Wednesday, August 19, 2009

Poem for Wednesday, August 19, 2009


Coming Down (continued)

IV.

Dreaming of Heidelberg, though I have never been
there--
 
            meine Lehrerin let me have a poster (seventeen-
years-old and counting) of the place several years ago
and I constantly gaze at it. "What do you see?" you may
wonder. I'll tell you:

perhaps it's the multi-dome brick bridge that spans
the quiet, creepy Rhine, connecting smokestack industry
with forestial fertility. Who are the go-betweens that l  i  n  g  er
on that bridge--that is the question. If just three people, then
me, you, and the specter of whichever of us gives in first. Us go-betweens,
can see/hear/feel much:

a Lutheran clergyman surreptitiously eyes a beer stand;
a dog takes a shit on the steps of an orphanage;
a man slugs his wife a good one for burning the bratwurst.

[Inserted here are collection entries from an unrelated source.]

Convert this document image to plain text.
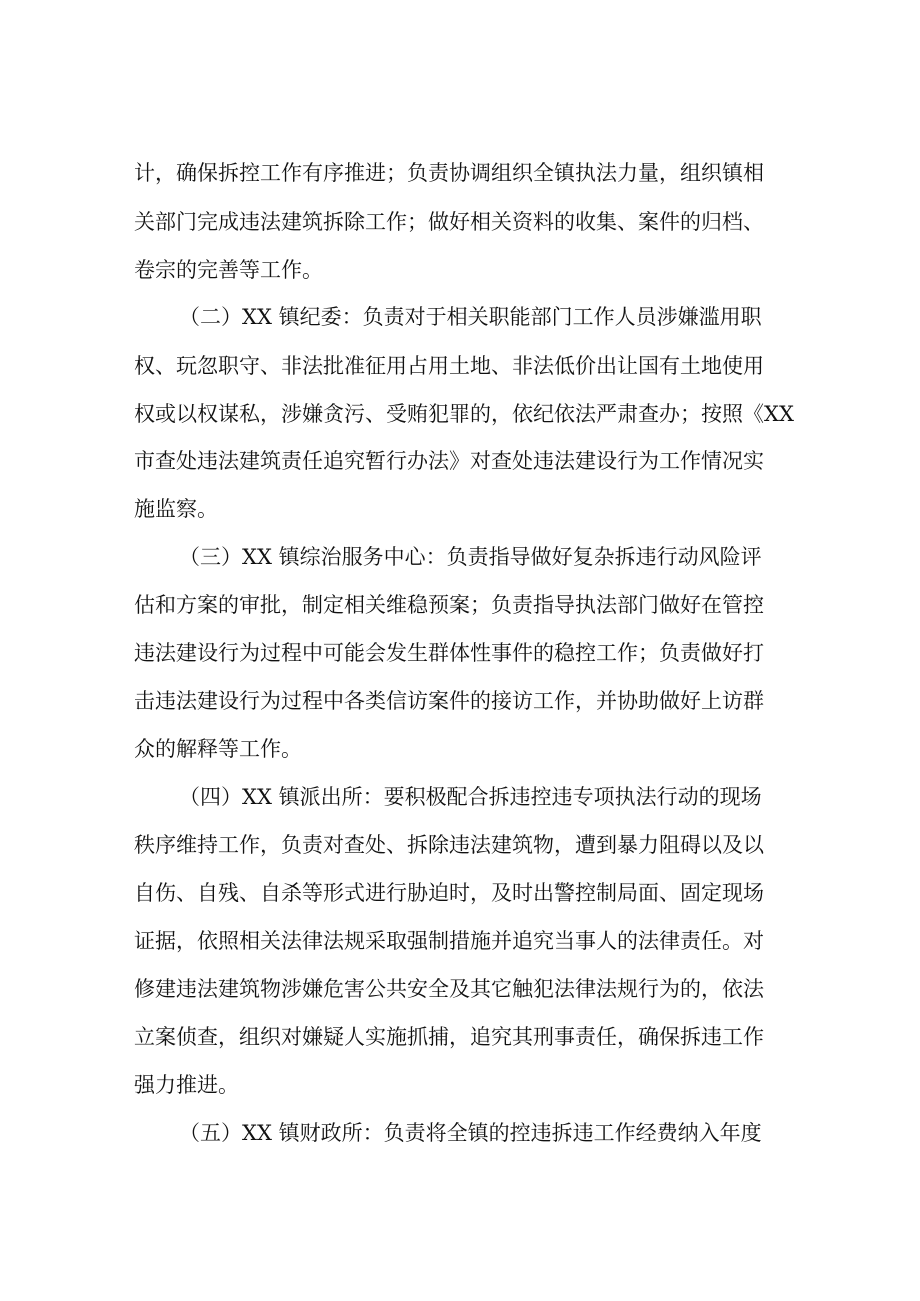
计，确保拆控工作有序推进；负责协调组织全镇执法力量，组织镇相
关部门完成违法建筑拆除工作；做好相关资料的收集、案件的归档、
卷宗的完善等工作。
（二）XX 镇纪委：负责对于相关职能部门工作人员涉嫌滥用职
权、玩忽职守、非法批准征用占用土地、非法低价出让国有土地使用
权或以权谋私，涉嫌贪污、受贿犯罪的，依纪依法严肃查办；按照《XX
市查处违法建筑责任追究暂行办法》对查处违法建设行为工作情况实
施监察。
（三）XX 镇综治服务中心：负责指导做好复杂拆违行动风险评
估和方案的审批，制定相关维稳预案；负责指导执法部门做好在管控
违法建设行为过程中可能会发生群体性事件的稳控工作；负责做好打
击违法建设行为过程中各类信访案件的接访工作，并协助做好上访群
众的解释等工作。
（四）XX 镇派出所：要积极配合拆违控违专项执法行动的现场
秩序维持工作，负责对查处、拆除违法建筑物，遭到暴力阻碍以及以
自伤、自残、自杀等形式进行胁迫时，及时出警控制局面、固定现场
证据，依照相关法律法规采取强制措施并追究当事人的法律责任。对
修建违法建筑物涉嫌危害公共安全及其它触犯法律法规行为的，依法
立案侦查，组织对嫌疑人实施抓捕，追究其刑事责任，确保拆违工作
强力推进。
（五）XX 镇财政所：负责将全镇的控违拆违工作经费纳入年度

These things make me feel HUMAN, and what it is to feel
HUMAN is to have your guilt eased.
I would never shit on the steps of an orphanage or slug my wife.
But I have eyed beer stands, and I have eyed them well. HUMAN!

I am no longer dreaming of Heidelberg or Germany or castles or
blond-haired blue-eyed women or classical music because I am
too tangential. I cannot help but mourn and praise my wilting bamboo
plant: three stalks, two green, one yellow, jaundiced from weakness and
neglect. I will call the latter Abel, the first victim.

                   Abel is about to die, but certain things lift his spirits: 
         Turkish music, cool air, and mind vibes. His chloroplasts will be
            ingested by his two brothers, and they will fight greedily for them.

When we were young, manly brother, I punched you in the stomach
because I did not like the way you breathed. You shot me in the shoulder
because you did not like the way I talked. Strange now to think about it--

we laughed. we laugh.

                   There are a few alternate universes to which we should traverse,
two saints on broomsticks flying above Arkansas's humid air, past the flat
mid-west, past the interminable river, past Boston and its five thousand dialects
up, up up!
             Up, up, up!
                              UP, UP, UP!
                     
          Past Europe and Asia and heaven and past superheaven. And we'll 
dick around there for awhile, and then come back to 

                                                                                          Heidelberg.